Here's Phoebe being curious about the applesauce I made last night with all the apples I forgot to make the kids eat the last little while. Usually if I cut up an apple or two (or three or four) at lunch, the kids will eat them. But...I haven't been cutting up apples lately. Sure, Phoebe has munched on a few (several), but they simply haven't been the snack of choice. Apparently no one cuts up apples like Mom.


Anyway, Phoebe has been having fun helping Andrew cook some dinners (on the days I've taken inconvenient late-afternoon naps, for example). She helped him stir cream of wheat one evening and tonight she helped whip up some biscuits. All this helping has ignited her curiosity about the goings on in the kitchen. 

So while I was making applesauce, she set up a stool so she could peek into the pot and said, "What Mommy making, hmmm? Apple soup?"

It certainly looks like I'm making apple soup, doesn't it?
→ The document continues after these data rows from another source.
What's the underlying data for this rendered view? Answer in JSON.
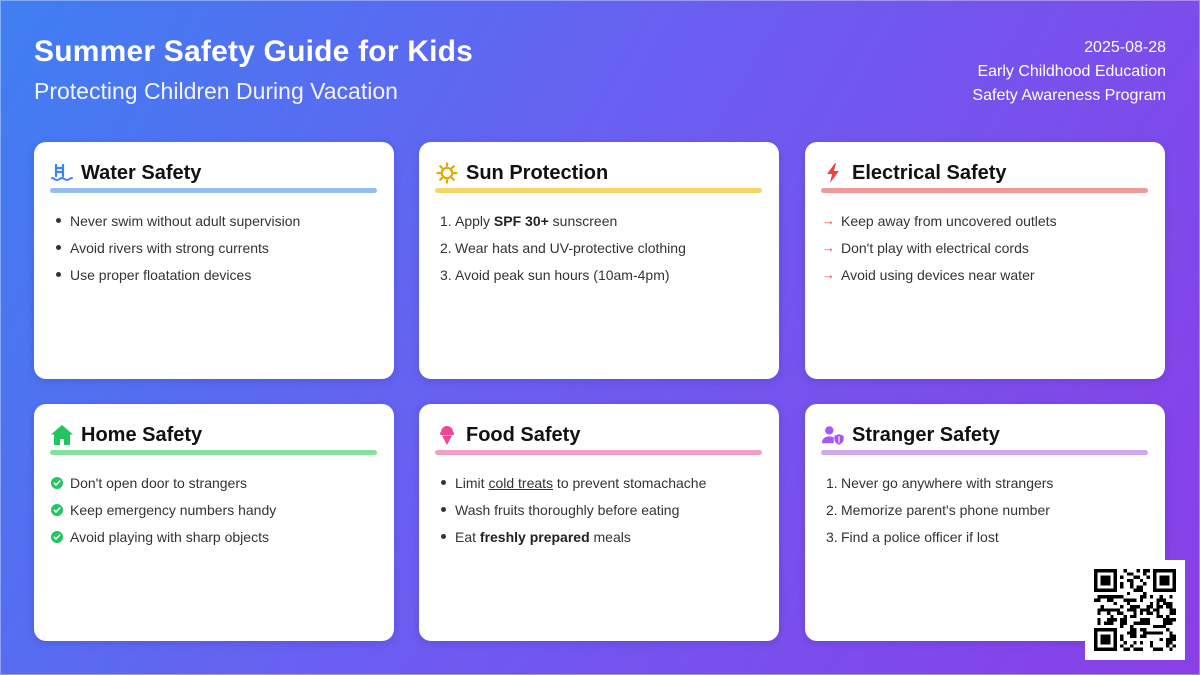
{
  "header": {
    "title": "Summer Safety Guide for Kids",
    "subtitle": "Protecting Children During Vacation"
  },
  "meta": {
    "date": "2025-08-28",
    "department": "Early Childhood Education",
    "program": "Safety Awareness Program"
  },
  "cards": [
    {
      "title": "Water Safety",
      "icon": "swimming-pool-icon",
      "accent": "#93bff0",
      "list_style": "bullet",
      "items": [
        {
          "text": "Never swim without adult supervision"
        },
        {
          "text": "Avoid rivers with strong currents"
        },
        {
          "text": "Use proper floatation devices"
        }
      ]
    },
    {
      "title": "Sun Protection",
      "icon": "sun-icon",
      "accent": "#f5d56a",
      "list_style": "numbered",
      "items": [
        {
          "pre": "Apply ",
          "bold": "SPF 30+",
          "post": " sunscreen"
        },
        {
          "text": "Wear hats and UV-protective clothing"
        },
        {
          "text": "Avoid peak sun hours (10am-4pm)"
        }
      ]
    },
    {
      "title": "Electrical Safety",
      "icon": "lightning-bolt-icon",
      "accent": "#f09a9a",
      "list_style": "arrow",
      "items": [
        {
          "text": "Keep away from uncovered outlets"
        },
        {
          "text": "Don't play with electrical cords"
        },
        {
          "text": "Avoid using devices near water"
        }
      ]
    },
    {
      "title": "Home Safety",
      "icon": "house-icon",
      "accent": "#86e0a0",
      "list_style": "check",
      "items": [
        {
          "text": "Don't open door to strangers"
        },
        {
          "text": "Keep emergency numbers handy"
        },
        {
          "text": "Avoid playing with sharp objects"
        }
      ]
    },
    {
      "title": "Food Safety",
      "icon": "ice-cream-icon",
      "accent": "#f0a0c8",
      "list_style": "bullet",
      "items": [
        {
          "pre": "Limit ",
          "underline": "cold treats",
          "post": " to prevent stomachache"
        },
        {
          "text": "Wash fruits thoroughly before eating"
        },
        {
          "pre": "Eat ",
          "bold": "freshly prepared",
          "post": " meals"
        }
      ]
    },
    {
      "title": "Stranger Safety",
      "icon": "user-shield-icon",
      "accent": "#cfa8f0",
      "list_style": "numbered",
      "items": [
        {
          "text": "Never go anywhere with strangers"
        },
        {
          "text": "Memorize parent's phone number"
        },
        {
          "text": "Find a police officer if lost"
        }
      ]
    }
  ],
  "qr_code": {
    "icon": "qr-code-icon"
  }
}
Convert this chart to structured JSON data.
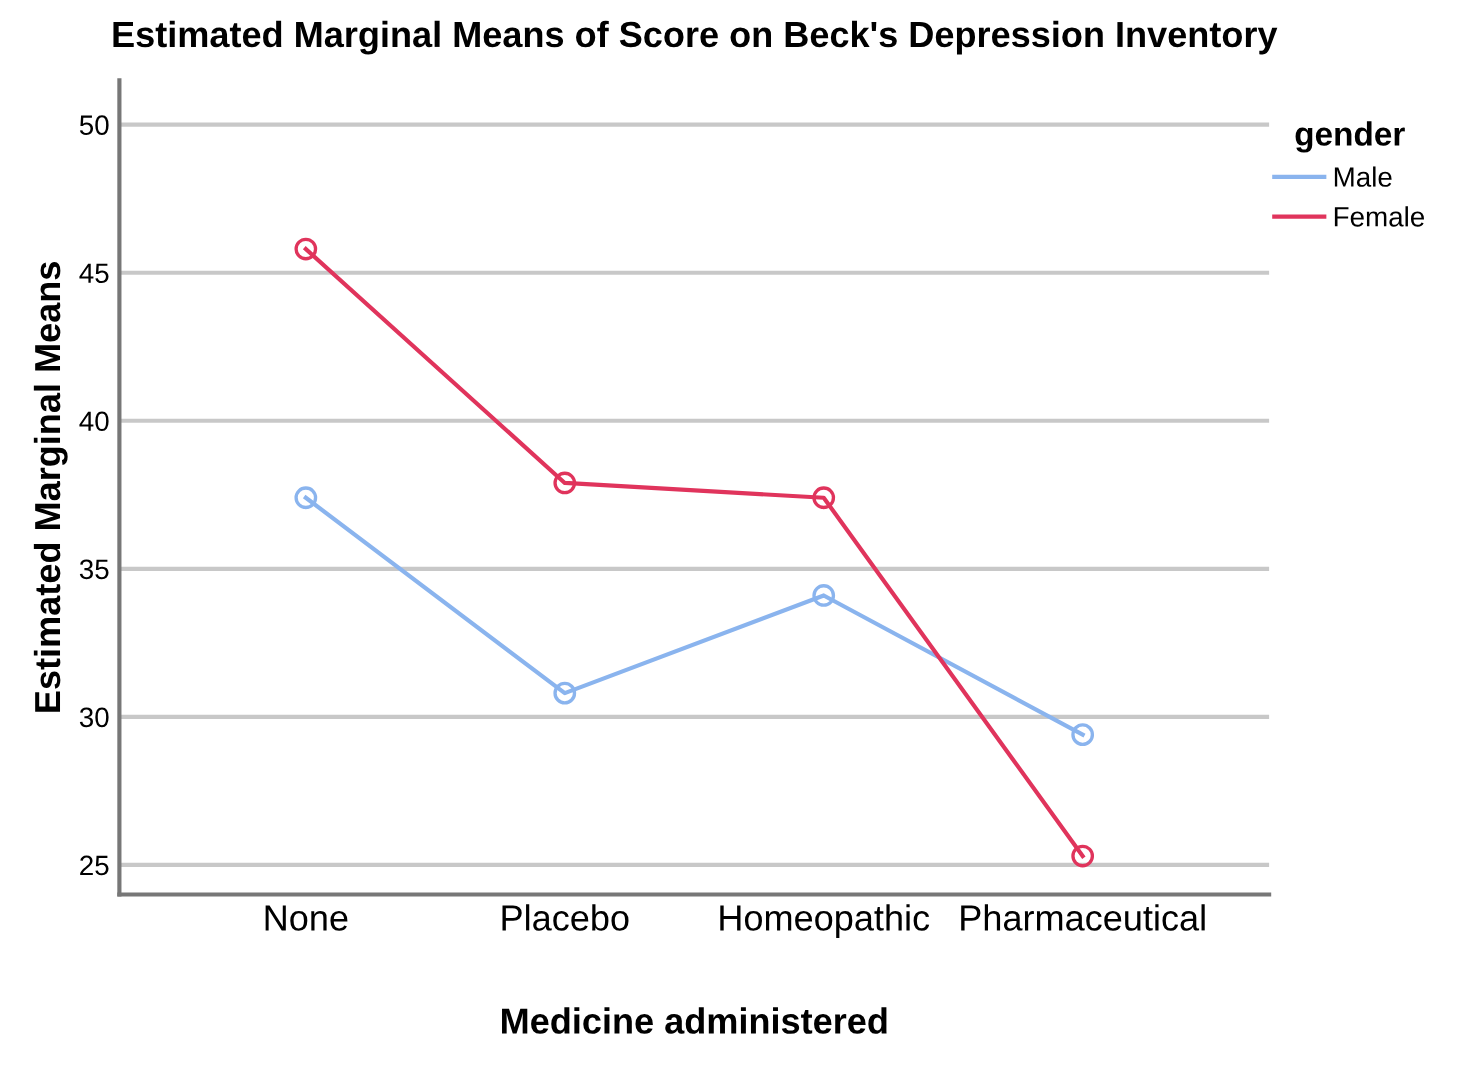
{
  "chart_data": {
    "type": "line",
    "title": "Estimated Marginal Means of Score on Beck's Depression Inventory",
    "xlabel": "Medicine administered",
    "ylabel": "Estimated Marginal Means",
    "legend_title": "gender",
    "categories": [
      "None",
      "Placebo",
      "Homeopathic",
      "Pharmaceutical"
    ],
    "series": [
      {
        "name": "Male",
        "color": "#8ab4ee",
        "values": [
          37.4,
          30.8,
          34.1,
          29.4
        ]
      },
      {
        "name": "Female",
        "color": "#e0345c",
        "values": [
          45.8,
          37.9,
          37.4,
          25.3
        ]
      }
    ],
    "ylim": [
      24,
      51.5
    ],
    "yticks": [
      25,
      30,
      35,
      40,
      45,
      50
    ],
    "grid": "y",
    "legend": "right",
    "marker": "circle",
    "line_style": "solid"
  }
}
And what reason would Phoebe have to know that apple soup isn't really a thing (at least, not with apples as the main ingredient; I found plenty of soups that use apples as supplementary ingredients. (Some of those recipes sound intriguing to me, but we all know how Andrew feels when I "sneak" ingredients into other foods...))

As Amanda pointed out, there's really very little difference between applesauce and, for example, pumpkin soup. You take some fruits/veggies, boil them until soft, purée them...

Really I think it was a clever conclusion to jump to (as clever as her "ice lollipops" earlier in the week). Her circumlocution skills are on point!